At Stampery we don’t use a single blockchain: we use both Bitcoin and Ethereum. Having strong immutability is crucial for us, and thus we leverage the blockchain with the highest computing power (Bitcoin). But it’s also important to have low latency and redundancy, which is crucial in case a catastrophic event affects Bitcoin. And that’s why we also use the Ethereum blockchain.
And now, the fork: Why we do support Classic?
When the Ethereum hard fork happened we had no doubt: for the moment we are staying on the Classic blockchain.
Why? The answer is simple. For transactions to be final and unmodifiable, blockchains need to be immune to third party interference. This promise was completely broken by Ethereum. Hard forks should only happen when a catastrophic bug puts in danger the core values of the technology. In this case the consensus mechanism worked just fine. The blockchain was modified simply because a group of people lost too much money and they decided to bail themselves out.
This is completely unacceptable for Stampery because it creates a dangerous precedent. A powerful government might now decide to push for a hard fork that changes blocks in which we anchored data. They could claim “national interest” for doing so. Or a “too big too fail” corporation could force a fork because it wants to wipe all proof of some questionable process recorded on the blockchain. Because of this we prefer to anchor our data to a blockchain in which hard forks happen only when a protocol-level bug needs to be fixed.
Is this a final decision?
We are aware of the boldness of such a decision and the problems it may bring.
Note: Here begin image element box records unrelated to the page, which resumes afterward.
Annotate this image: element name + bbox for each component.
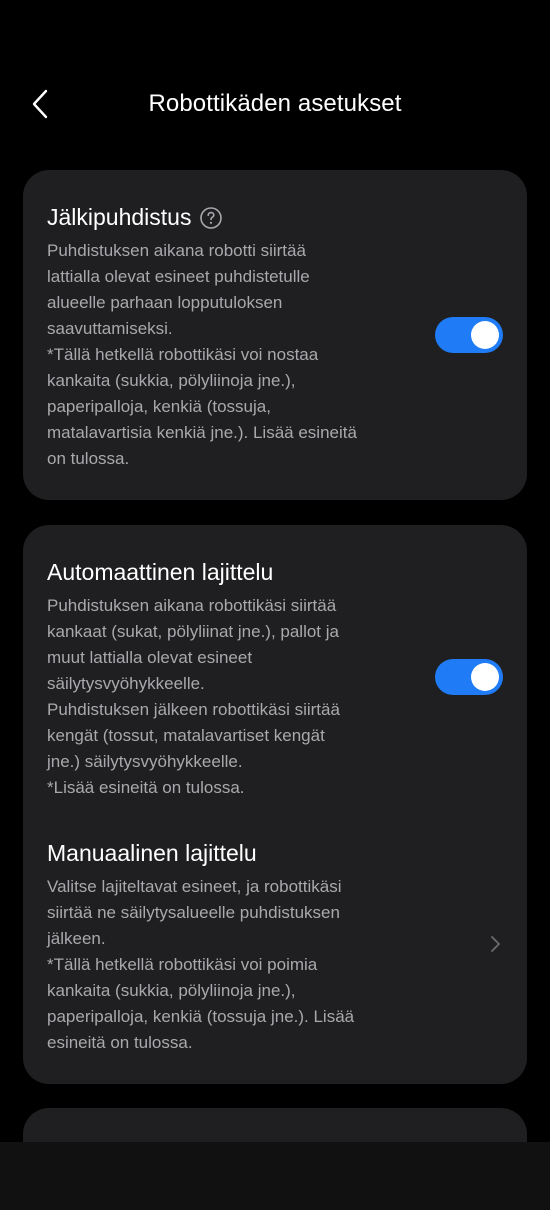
- auto-sorting-toggle[interactable]: [435, 659, 503, 695]
- setting-description: Puhdistuksen aikana robotti siirtää latt…: [47, 241, 357, 468]
- setting-title-wrapper: Jälkipuhdistus: [47, 204, 223, 231]
- system-navigation-bar: [0, 1142, 550, 1210]
- setting-title: Manuaalinen lajittelu: [47, 840, 257, 866]
- page-title: Robottikäden asetukset: [148, 90, 402, 117]
- setting-description: Puhdistuksen aikana robottikäsi siirtää …: [47, 596, 340, 797]
- toggle-knob: [471, 663, 499, 691]
- setting-row-auto-sorting: Automaattinen lajittelu Puhdistuksen aik…: [23, 525, 527, 810]
- setting-title: Automaattinen lajittelu: [47, 559, 274, 585]
- toggle-knob: [471, 321, 499, 349]
- settings-card-sorting: Automaattinen lajittelu Puhdistuksen aik…: [23, 525, 527, 1084]
- setting-row-post-cleaning: Jälkipuhdistus Puhdistuksen aikana robot…: [23, 170, 527, 500]
- setting-title: Jälkipuhdistus: [47, 204, 192, 230]
- setting-row-manual-sorting[interactable]: Manuaalinen lajittelu Valitse lajiteltav…: [23, 810, 527, 1084]
- question-circle-icon[interactable]: [199, 206, 223, 230]
- chevron-right-icon: [485, 932, 505, 956]
- post-cleaning-toggle[interactable]: [435, 317, 503, 353]
- top-app-bar: Robottikäden asetukset: [0, 72, 550, 136]
- settings-card-post-cleaning: Jälkipuhdistus Puhdistuksen aikana robot…: [23, 170, 527, 500]
- setting-description: Valitse lajiteltavat esineet, ja robotti…: [47, 877, 355, 1052]
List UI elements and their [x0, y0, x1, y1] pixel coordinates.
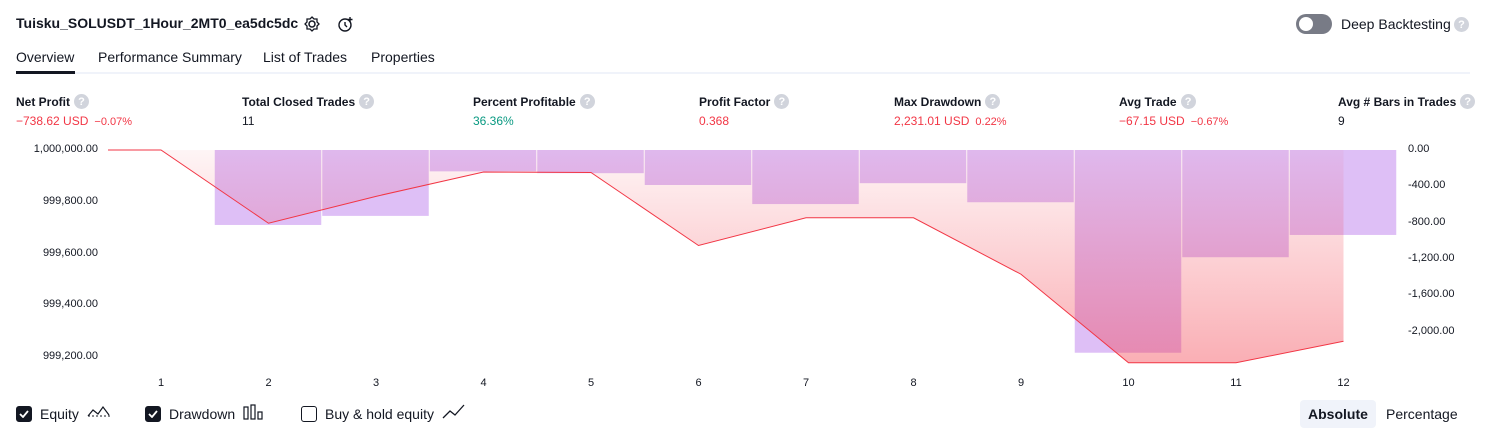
legend-label: Buy & hold equity — [325, 405, 434, 422]
legend-drawdown[interactable]: Drawdown — [145, 404, 265, 423]
drawdown-bar — [644, 150, 752, 185]
info-icon[interactable]: ? — [1180, 94, 1196, 109]
drawdown-bar — [1182, 150, 1289, 258]
drawdown-bar — [967, 150, 1074, 203]
strategy-title: Tuisku_SOLUSDT_1Hour_2MT0_ea5dc5dc — [16, 15, 299, 31]
metric-label: Percent Profitable — [473, 94, 576, 109]
toggle-knob — [1299, 17, 1313, 31]
legend-label: Equity — [40, 405, 79, 422]
left-axis-tick: 999,800.00 — [42, 194, 98, 207]
metric-value: −738.62 USD — [16, 114, 89, 128]
tab-list-of-trades[interactable]: List of Trades — [263, 49, 347, 65]
right-axis-tick: -800.00 — [1408, 215, 1446, 228]
x-axis-tick: 5 — [587, 377, 595, 389]
metric-max-drawdown: Max Drawdown? 2,231.01 USD 0.22% — [894, 94, 1007, 128]
left-axis-tick: 999,600.00 — [42, 246, 98, 259]
metric-label: Net Profit — [16, 94, 70, 109]
metric-percent: 0.22% — [975, 116, 1007, 128]
tab-properties[interactable]: Properties — [371, 49, 435, 65]
settings-gear-icon[interactable] — [302, 14, 322, 34]
metric-label: Max Drawdown — [894, 94, 982, 109]
drawdown-bar — [1074, 150, 1182, 353]
x-axis-tick: 3 — [372, 377, 380, 389]
metric-value: 36.36% — [473, 114, 514, 128]
chart-canvas — [108, 149, 1397, 364]
buy-hold-checkbox[interactable] — [301, 405, 317, 422]
drawdown-bar — [752, 150, 859, 205]
left-axis-tick: 1,000,000.00 — [33, 143, 98, 155]
x-axis-tick: 1 — [157, 377, 165, 389]
drawdown-bar — [429, 150, 537, 172]
drawdown-bar — [537, 150, 644, 174]
metric-value: 9 — [1338, 114, 1345, 128]
left-axis-tick: 999,200.00 — [42, 350, 98, 363]
x-axis-tick: 12 — [1337, 377, 1350, 389]
right-axis-tick: -2,000.00 — [1408, 324, 1455, 337]
x-axis-tick: 9 — [1017, 377, 1025, 389]
equity-area — [108, 150, 1344, 363]
absolute-button[interactable]: Absolute — [1300, 400, 1376, 428]
metric-value: 11 — [242, 114, 255, 128]
info-icon[interactable]: ? — [1460, 94, 1476, 109]
info-icon[interactable]: ? — [74, 94, 89, 109]
metric-profit-factor: Profit Factor? 0.368 — [699, 94, 790, 128]
metric-value: 0.368 — [699, 114, 730, 128]
active-tab-indicator — [16, 71, 75, 74]
tab-performance-summary[interactable]: Performance Summary — [98, 49, 242, 65]
drawdown-bar — [1289, 150, 1397, 235]
drawdown-checkbox[interactable] — [145, 405, 161, 422]
metric-label: Avg # Bars in Trades — [1338, 94, 1457, 109]
legend-equity[interactable]: Equity — [16, 404, 111, 423]
drawdown-bars-icon — [243, 404, 265, 423]
legend-buy-hold[interactable]: Buy & hold equity — [301, 404, 466, 423]
right-axis-tick: -400.00 — [1408, 179, 1446, 192]
right-axis-tick: -1,600.00 — [1408, 288, 1455, 301]
equity-line-icon — [87, 404, 111, 423]
x-axis-tick: 7 — [802, 377, 810, 389]
deep-backtesting-toggle[interactable] — [1296, 14, 1332, 34]
metric-avg-trade: Avg Trade? −67.15 USD −0.67% — [1119, 94, 1228, 128]
buy-hold-line-icon — [442, 404, 466, 423]
x-axis-tick: 2 — [265, 377, 272, 389]
metric-label: Avg Trade — [1119, 94, 1177, 109]
legend-label: Drawdown — [169, 405, 236, 422]
left-axis-tick: 999,400.00 — [42, 298, 98, 311]
metric-value: 2,231.01 USD — [894, 114, 970, 128]
tabs-divider — [16, 72, 1470, 74]
drawdown-bar — [322, 150, 429, 216]
deep-backtesting-label: Deep Backtesting — [1341, 16, 1451, 32]
drawdown-bar — [214, 150, 322, 225]
info-icon[interactable]: ? — [774, 94, 790, 109]
info-icon[interactable]: ? — [359, 94, 375, 109]
metric-label: Profit Factor — [699, 94, 771, 109]
info-icon[interactable]: ? — [579, 94, 595, 109]
x-axis-tick: 8 — [910, 377, 917, 389]
tab-overview[interactable]: Overview — [16, 49, 74, 65]
percentage-button[interactable]: Percentage — [1378, 400, 1466, 428]
info-icon[interactable]: ? — [985, 94, 1001, 109]
right-axis-tick: -1,200.00 — [1408, 252, 1455, 265]
metric-value: −67.15 USD — [1119, 114, 1185, 128]
x-axis-tick: 6 — [695, 377, 702, 389]
right-axis-tick: 0.00 — [1408, 143, 1430, 155]
x-axis-tick: 10 — [1122, 377, 1135, 389]
metric-percent: −0.67% — [1190, 116, 1229, 128]
equity-chart: 1,000,000.00 999,800.00 999,600.00 999,400.… — [0, 0, 1486, 438]
metric-avg-bars-in-trades: Avg # Bars in Trades? 9 — [1338, 94, 1476, 128]
equity-line — [108, 149, 1344, 364]
metric-net-profit: Net Profit? −738.62 USD −0.07% — [16, 94, 132, 128]
metric-percent: −0.07% — [94, 116, 133, 128]
x-axis-tick: 11 — [1230, 377, 1242, 389]
equity-checkbox[interactable] — [16, 405, 32, 422]
metric-label: Total Closed Trades — [242, 94, 356, 109]
add-alert-icon[interactable] — [336, 14, 356, 34]
x-axis-tick: 4 — [480, 377, 487, 389]
metric-percent-profitable: Percent Profitable? 36.36% — [473, 94, 595, 128]
deep-backtesting-help-icon[interactable]: ? — [1454, 17, 1469, 32]
drawdown-bar — [859, 150, 967, 184]
metric-total-closed-trades: Total Closed Trades? 11 — [242, 94, 375, 128]
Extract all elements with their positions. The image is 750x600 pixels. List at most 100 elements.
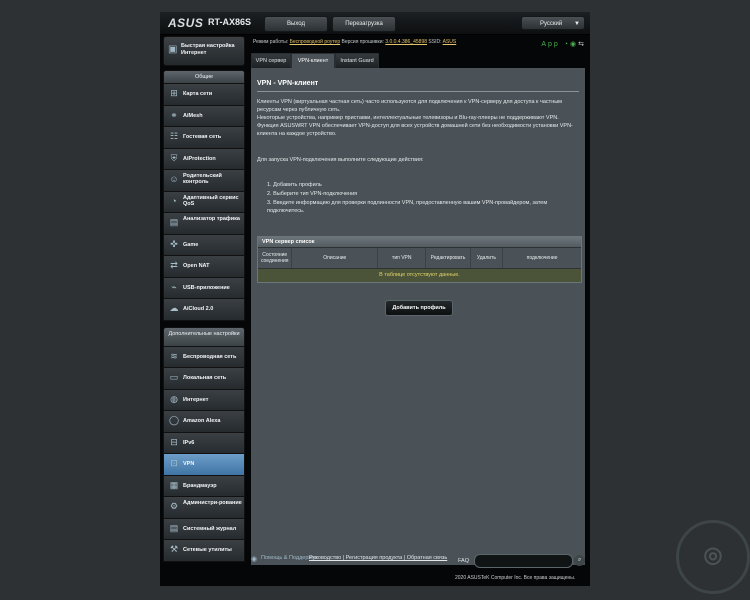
top-bar: ASUS RT-AX86S Выход Перезагрузка Русский… (160, 12, 590, 35)
sidebar-item-network-map[interactable]: ⊞ Карта сети (163, 84, 245, 106)
status-icons: App ◔◉⇆ (541, 38, 586, 52)
sidebar-item-traffic[interactable]: ▤ Анализатор трафика (163, 213, 245, 235)
ssid-link[interactable]: ASUS (443, 39, 457, 45)
main-content: VPN сервер VPN-клиент Instant Guard VPN … (251, 53, 585, 565)
col-status: Состояние соединения (258, 248, 293, 268)
fw-link[interactable]: 3.0.0.4.386_45898 (385, 39, 427, 45)
guest-network-icon: ☷ (169, 131, 179, 141)
chevron-down-icon: ▼ (574, 21, 580, 27)
add-profile-button[interactable]: Добавить профиль (385, 300, 453, 316)
sidebar-item-gamepad[interactable]: ✜ Game (163, 234, 245, 256)
sidebar-item-parental[interactable]: ☺ Родительский контроль (163, 170, 245, 192)
wireless-icon: ≋ (170, 350, 178, 361)
search-icon[interactable]: ⌕ (574, 555, 585, 566)
page-title: VPN - VPN-клиент (257, 80, 319, 87)
reboot-button[interactable]: Перезагрузка (332, 16, 396, 32)
cloud-icon: ☁ (169, 303, 179, 313)
logout-button[interactable]: Выход (264, 16, 328, 32)
table-header-row: Состояние соединения Описание тип VPN Ре… (258, 247, 581, 268)
status-bar: Режим работы: Беспроводной роутер Версия… (253, 35, 590, 53)
sidebar-item-globe[interactable]: ◍ Интернет (163, 389, 245, 411)
app-label[interactable]: App (541, 41, 559, 48)
description-2: Некоторые устройства, например приставки… (257, 115, 559, 121)
network-map-icon: ⊞ (170, 88, 178, 98)
mode-label: Режим работы: (253, 39, 289, 45)
router-window: ASUS RT-AX86S Выход Перезагрузка Русский… (160, 12, 590, 586)
sidebar-item-label: USB-приложение (183, 284, 230, 291)
sidebar-item-ipv6[interactable]: ⊟ IPv6 (163, 432, 245, 454)
tools-icon: ⚒ (169, 544, 179, 554)
alexa-icon: ◯ (168, 415, 180, 425)
instructions-intro: Для запуска VPN-подключения выполните сл… (257, 157, 424, 163)
sidebar-item-tools[interactable]: ⚒ Сетевые утилиты (163, 540, 245, 562)
model-name: RT-AX86S (208, 17, 252, 27)
col-vpn-type: тип VPN (378, 248, 427, 268)
sidebar-item-label: Брандмауэр (183, 482, 217, 489)
sidebar-item-label: Amazon Alexa (183, 418, 221, 424)
sidebar-item-label: Сетевые утилиты (183, 547, 232, 553)
lan-icon: ▭ (169, 372, 179, 382)
sidebar-item-log[interactable]: ▤ Системный журнал (163, 518, 245, 540)
steps-list: 1. Добавить профиль 2. Выберите тип VPN-… (267, 181, 577, 216)
copyright: 2020 ASUSTeK Computer Inc. Все права защ… (455, 575, 576, 581)
sidebar-item-shield[interactable]: ⛨ AiProtection (163, 148, 245, 170)
parental-icon: ☺ (169, 174, 179, 184)
sidebar-item-usb[interactable]: ⌁ USB-приложение (163, 277, 245, 299)
usb-icon: ⌁ (171, 281, 177, 292)
col-edit: Редактировать (426, 248, 471, 268)
sidebar: ▣ Быстрая настройка Интернет Общие ⊞ Карт… (163, 36, 245, 562)
vpn-server-table: VPN сервер список Состояние соединения О… (257, 236, 582, 283)
sidebar-item-label: Гостевая сеть (183, 134, 222, 140)
globe-icon: ◍ (170, 393, 178, 404)
quick-setup-button[interactable]: ▣ Быстрая настройка Интернет (163, 36, 245, 66)
traffic-icon: ▤ (169, 217, 179, 227)
vpn-icon: ⊡ (170, 458, 178, 468)
sidebar-item-label: Адаптивный сервис QoS (183, 194, 239, 207)
internet-status-icon[interactable]: ◉ (570, 41, 578, 48)
footer-links[interactable]: Руководство | Регистрация продукта | Обр… (309, 555, 447, 561)
fw-label: Версия прошивки: (341, 39, 384, 45)
sidebar-item-wireless[interactable]: ≋ Беспроводная сеть (163, 346, 245, 368)
sidebar-item-label: AiMesh (183, 112, 203, 119)
footer: ◉ Помощь & Поддержка Руководство | Регис… (251, 554, 585, 572)
sidebar-item-nat[interactable]: ⇄ Open NAT (163, 256, 245, 278)
sidebar-item-qos[interactable]: ◔ Адаптивный сервис QoS (163, 191, 245, 213)
quick-setup-label: Быстрая настройка Интернет (181, 43, 235, 56)
sidebar-item-label: AiCloud 2.0 (183, 306, 214, 312)
title-divider (257, 91, 579, 92)
sidebar-item-label: IPv6 (183, 439, 195, 446)
col-description: Описание (292, 248, 379, 268)
language-value: Русский (540, 21, 563, 27)
table-title: VPN сервер список (258, 237, 581, 247)
sidebar-item-firewall[interactable]: ▦ Брандмауэр (163, 475, 245, 497)
description-3: Функция ASUSWRT VPN обеспечивает VPN-дос… (257, 123, 573, 137)
sidebar-item-admin[interactable]: ⚙ Администри-рование (163, 497, 245, 519)
general-nav: ⊞ Карта сети ⚭ AiMesh ☷ Гостевая сеть ⛨ AiProte… (163, 84, 245, 321)
ssid-label: SSID: (428, 39, 442, 45)
usb-status-icon[interactable]: ⇆ (578, 41, 586, 48)
sidebar-item-label: Системный журнал (183, 525, 237, 532)
nat-icon: ⇄ (170, 260, 178, 270)
tab-vpn-client[interactable]: VPN-клиент (291, 53, 335, 69)
sidebar-item-label: Game (183, 241, 199, 248)
step-1: 1. Добавить профиль (267, 182, 322, 188)
sidebar-item-lan[interactable]: ▭ Локальная сеть (163, 368, 245, 390)
sidebar-item-aimesh[interactable]: ⚭ AiMesh (163, 105, 245, 127)
qos-icon: ◔ (171, 195, 177, 206)
faq-search-input[interactable] (474, 554, 573, 568)
sidebar-item-alexa[interactable]: ◯ Amazon Alexa (163, 411, 245, 433)
language-select[interactable]: Русский ▼ (521, 16, 585, 30)
sidebar-item-guest-network[interactable]: ☷ Гостевая сеть (163, 127, 245, 149)
mode-link[interactable]: Беспроводной роутер (290, 39, 341, 45)
sidebar-item-vpn[interactable]: ⊡ VPN (163, 454, 245, 476)
sidebar-item-label: VPN (183, 461, 195, 467)
sidebar-item-label: Родительский контроль (183, 173, 222, 185)
gamepad-icon: ✜ (170, 238, 178, 249)
admin-icon: ⚙ (169, 501, 179, 511)
sidebar-item-label: Анализатор трафика (183, 216, 240, 222)
sidebar-item-label: Беспроводная сеть (183, 353, 237, 360)
sidebar-item-cloud[interactable]: ☁ AiCloud 2.0 (163, 299, 245, 321)
step-2: 2. Выберите тип VPN-подключения (267, 191, 358, 197)
col-connect: подключение (526, 255, 558, 261)
table-empty-row: В таблице отсутствуют данные. (258, 268, 581, 282)
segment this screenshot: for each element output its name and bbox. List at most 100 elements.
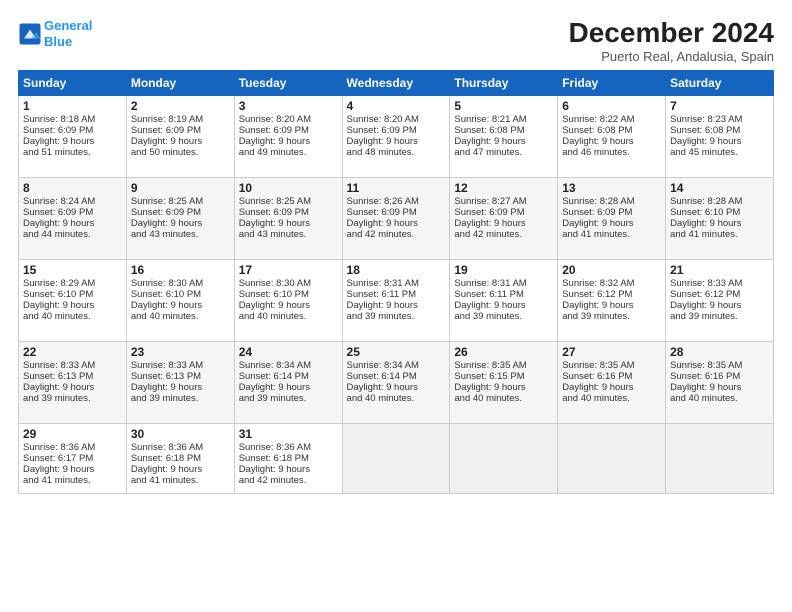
calendar-week-1: 1Sunrise: 8:18 AMSunset: 6:09 PMDaylight… — [19, 95, 774, 177]
day-number: 30 — [131, 427, 230, 441]
calendar-header-monday: Monday — [126, 70, 234, 95]
day-info-line: Sunset: 6:09 PM — [347, 125, 446, 136]
day-info-line: Sunrise: 8:28 AM — [562, 196, 661, 207]
day-info-line: Sunset: 6:14 PM — [239, 371, 338, 382]
day-info-line: and 39 minutes. — [347, 311, 446, 322]
day-info-line: Daylight: 9 hours — [239, 464, 338, 475]
day-info-line: Sunrise: 8:34 AM — [239, 360, 338, 371]
day-info-line: Daylight: 9 hours — [131, 136, 230, 147]
day-info-line: Sunrise: 8:23 AM — [670, 114, 769, 125]
day-number: 9 — [131, 181, 230, 195]
day-info-line: and 46 minutes. — [562, 147, 661, 158]
day-info-line: and 40 minutes. — [562, 393, 661, 404]
day-info-line: and 39 minutes. — [239, 393, 338, 404]
calendar-cell: 23Sunrise: 8:33 AMSunset: 6:13 PMDayligh… — [126, 341, 234, 423]
day-info-line: Sunrise: 8:33 AM — [23, 360, 122, 371]
day-number: 18 — [347, 263, 446, 277]
day-info-line: Daylight: 9 hours — [239, 218, 338, 229]
day-info-line: Sunrise: 8:35 AM — [670, 360, 769, 371]
day-info-line: Sunrise: 8:31 AM — [454, 278, 553, 289]
day-info-line: Daylight: 9 hours — [454, 136, 553, 147]
day-info-line: Sunset: 6:09 PM — [23, 125, 122, 136]
calendar-week-2: 8Sunrise: 8:24 AMSunset: 6:09 PMDaylight… — [19, 177, 774, 259]
day-info-line: Sunrise: 8:34 AM — [347, 360, 446, 371]
day-info-line: Sunset: 6:09 PM — [239, 125, 338, 136]
calendar-week-3: 15Sunrise: 8:29 AMSunset: 6:10 PMDayligh… — [19, 259, 774, 341]
day-info-line: and 39 minutes. — [562, 311, 661, 322]
day-info-line: Daylight: 9 hours — [23, 136, 122, 147]
day-info-line: Sunrise: 8:36 AM — [131, 442, 230, 453]
header: General Blue December 2024 Puerto Real, … — [18, 18, 774, 64]
day-info-line: Daylight: 9 hours — [670, 136, 769, 147]
day-number: 14 — [670, 181, 769, 195]
day-info-line: Daylight: 9 hours — [562, 300, 661, 311]
day-info-line: Sunrise: 8:36 AM — [23, 442, 122, 453]
day-info-line: and 40 minutes. — [670, 393, 769, 404]
day-info-line: Daylight: 9 hours — [454, 218, 553, 229]
day-info-line: Sunset: 6:09 PM — [131, 207, 230, 218]
day-number: 16 — [131, 263, 230, 277]
calendar-cell: 28Sunrise: 8:35 AMSunset: 6:16 PMDayligh… — [666, 341, 774, 423]
day-info-line: Daylight: 9 hours — [562, 136, 661, 147]
day-info-line: Sunrise: 8:27 AM — [454, 196, 553, 207]
logo: General Blue — [18, 18, 92, 49]
day-number: 24 — [239, 345, 338, 359]
month-title: December 2024 — [569, 18, 774, 49]
day-info-line: Sunset: 6:11 PM — [347, 289, 446, 300]
day-info-line: Sunset: 6:09 PM — [454, 207, 553, 218]
day-info-line: Sunrise: 8:20 AM — [239, 114, 338, 125]
day-info-line: and 50 minutes. — [131, 147, 230, 158]
day-number: 11 — [347, 181, 446, 195]
day-info-line: and 39 minutes. — [670, 311, 769, 322]
day-info-line: Sunset: 6:16 PM — [670, 371, 769, 382]
day-info-line: Daylight: 9 hours — [239, 300, 338, 311]
day-info-line: Sunrise: 8:29 AM — [23, 278, 122, 289]
calendar-cell: 1Sunrise: 8:18 AMSunset: 6:09 PMDaylight… — [19, 95, 127, 177]
day-info-line: Sunrise: 8:22 AM — [562, 114, 661, 125]
subtitle: Puerto Real, Andalusia, Spain — [569, 49, 774, 64]
day-info-line: Sunset: 6:09 PM — [347, 207, 446, 218]
day-info-line: Sunset: 6:10 PM — [670, 207, 769, 218]
day-number: 6 — [562, 99, 661, 113]
day-info-line: Sunset: 6:08 PM — [454, 125, 553, 136]
day-info-line: Daylight: 9 hours — [347, 218, 446, 229]
day-info-line: Daylight: 9 hours — [670, 300, 769, 311]
day-info-line: Sunset: 6:17 PM — [23, 453, 122, 464]
day-info-line: Sunrise: 8:28 AM — [670, 196, 769, 207]
day-info-line: Daylight: 9 hours — [454, 382, 553, 393]
day-info-line: Daylight: 9 hours — [23, 464, 122, 475]
calendar-cell: 15Sunrise: 8:29 AMSunset: 6:10 PMDayligh… — [19, 259, 127, 341]
calendar-cell: 29Sunrise: 8:36 AMSunset: 6:17 PMDayligh… — [19, 423, 127, 493]
day-info-line: and 47 minutes. — [454, 147, 553, 158]
calendar-cell — [558, 423, 666, 493]
day-info-line: Daylight: 9 hours — [347, 382, 446, 393]
day-number: 15 — [23, 263, 122, 277]
day-info-line: and 41 minutes. — [562, 229, 661, 240]
calendar-cell: 16Sunrise: 8:30 AMSunset: 6:10 PMDayligh… — [126, 259, 234, 341]
day-info-line: Sunset: 6:14 PM — [347, 371, 446, 382]
day-info-line: and 41 minutes. — [670, 229, 769, 240]
calendar-cell: 19Sunrise: 8:31 AMSunset: 6:11 PMDayligh… — [450, 259, 558, 341]
day-info-line: Sunset: 6:08 PM — [562, 125, 661, 136]
calendar-cell: 4Sunrise: 8:20 AMSunset: 6:09 PMDaylight… — [342, 95, 450, 177]
day-info-line: Sunrise: 8:36 AM — [239, 442, 338, 453]
day-info-line: Daylight: 9 hours — [131, 464, 230, 475]
day-number: 17 — [239, 263, 338, 277]
calendar-header-tuesday: Tuesday — [234, 70, 342, 95]
day-info-line: Daylight: 9 hours — [239, 136, 338, 147]
calendar-cell: 12Sunrise: 8:27 AMSunset: 6:09 PMDayligh… — [450, 177, 558, 259]
day-info-line: Sunrise: 8:30 AM — [239, 278, 338, 289]
day-info-line: Sunrise: 8:19 AM — [131, 114, 230, 125]
day-info-line: and 45 minutes. — [670, 147, 769, 158]
day-number: 12 — [454, 181, 553, 195]
day-info-line: Sunset: 6:15 PM — [454, 371, 553, 382]
day-number: 20 — [562, 263, 661, 277]
calendar-cell: 13Sunrise: 8:28 AMSunset: 6:09 PMDayligh… — [558, 177, 666, 259]
day-number: 1 — [23, 99, 122, 113]
day-number: 7 — [670, 99, 769, 113]
day-info-line: Sunset: 6:08 PM — [670, 125, 769, 136]
day-info-line: and 51 minutes. — [23, 147, 122, 158]
day-number: 21 — [670, 263, 769, 277]
day-info-line: and 41 minutes. — [131, 475, 230, 486]
day-info-line: Sunset: 6:09 PM — [239, 207, 338, 218]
The Classic blockchain has a lower hash rate when compared to the forked Ethereum blockchain. But the risk is low: the data is also anchored to the Bitcoin blockchain, and there are near-zero chances of a 51% attack on the Classic’s blockchain happening at the exact same time of a catastrophic event hitting the Bitcoin blockchain.
We can’t deny we might eventually see a decline on the Ethereum Classic blockchain. In that case, we will just switch to a more secure blockchain that can offer fast blocks and relatively high adoption.
What Stampery cannot and will not support is a blockchain in which transactions can be erased, reversed or modified by third parties when the core technology is working just as expected.